Further analyses of the previous studies on 3CLpro inhibitors in association with the booming research on PROTACs [99,100] have led to the emergence of the following drug development ideologies. PROTAC technology can be used in the design of anti-coronavirus drugs that induce the intracellular degradation of functional nsps of exogenous viruses. The principle of PROTAC technology involves the use of a bifunctional small molecule to links the target protein and the E3 ligase in the cell such that the target protein is ubiquitinated, and the ubiquitinated protein is then recognized by the proteasome, which leads to degradation of the target protein [101]. To date, various endogenous proteins, such as BTK, PARP1, HDAC6, AR, ER, BET, BRD4, BRD9, RIPK2, TBK1, Sirt2, CDK9, p38α, pirin, c-Met, EGFR, FAK, and FLT3, have been reportedly degraded using PROTAC technology [[102], [103], [104], [105], [106]]. However, the application of PROTAC technology for the degradation of foreign proteins (such as viral proteins) remains in its infancy.

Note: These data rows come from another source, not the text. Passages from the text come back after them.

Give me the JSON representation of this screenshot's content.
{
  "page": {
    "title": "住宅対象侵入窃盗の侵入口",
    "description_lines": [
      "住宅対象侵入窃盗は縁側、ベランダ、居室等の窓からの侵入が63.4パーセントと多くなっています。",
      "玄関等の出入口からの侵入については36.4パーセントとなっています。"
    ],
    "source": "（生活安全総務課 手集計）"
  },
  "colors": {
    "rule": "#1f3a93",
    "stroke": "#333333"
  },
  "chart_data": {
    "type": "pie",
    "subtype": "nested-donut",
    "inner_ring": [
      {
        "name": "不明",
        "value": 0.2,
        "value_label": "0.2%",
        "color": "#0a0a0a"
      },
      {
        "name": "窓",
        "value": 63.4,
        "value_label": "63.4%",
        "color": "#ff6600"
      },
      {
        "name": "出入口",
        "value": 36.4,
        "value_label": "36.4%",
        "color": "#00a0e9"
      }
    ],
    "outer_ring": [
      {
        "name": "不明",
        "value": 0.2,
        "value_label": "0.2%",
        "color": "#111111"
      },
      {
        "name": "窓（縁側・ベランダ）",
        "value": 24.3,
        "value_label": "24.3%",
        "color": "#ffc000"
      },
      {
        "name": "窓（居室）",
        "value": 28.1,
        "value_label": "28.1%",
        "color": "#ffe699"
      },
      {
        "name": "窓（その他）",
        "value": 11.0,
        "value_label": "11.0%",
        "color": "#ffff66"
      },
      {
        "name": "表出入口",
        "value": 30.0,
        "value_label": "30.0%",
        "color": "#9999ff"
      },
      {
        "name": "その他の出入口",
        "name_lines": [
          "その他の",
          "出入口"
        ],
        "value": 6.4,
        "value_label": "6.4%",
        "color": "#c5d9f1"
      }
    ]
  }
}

To date, only the NS3/4A protease degrader DGY-08-097 of HCV has been reported, and its antiviral activity and resistance characteristics are significantly superior to those of the traditional drug telaprevir [107]. Thus, we propose that the existing 3CLpro inhibitors can be combined with PROTAC technology to develop coronavirus 3CLpro PROTACs. These PROTAC degraders could exhibit the advantages of both occupancy-driven 3CLpro inhibitors and those of event-driven PROTACs: low-dose exposure would result in multiple rounds of 3CLpro degradation and would avoid the intracellular accumulation of 3CLpro in infected cells. These procedures would completely block the biological function of coronavirus 3CLpro and its downstream viral proteins and would therefore inhibit the assembly and replication of the coronavirus in infected cells (shown in Fig. 20 ). Reversible covalent PROTACs for 3CLpro have been designed and synthesized in our laboratory for further screening, and we expect that these inhibitors will overcome the shortcomings of traditional 3CLpro inhibitors and take advantage of the degradation effects of PROTACs.

Fig. 20

Illustration of PROTACs targeting the degradation of 3CLpro and thereby inhibiting coronavirus assembly and replication.

Declaration of competing interest

The authors declare that they have no known competing financial interests or personal relationships that could have appeared to influence the work reported in this paper.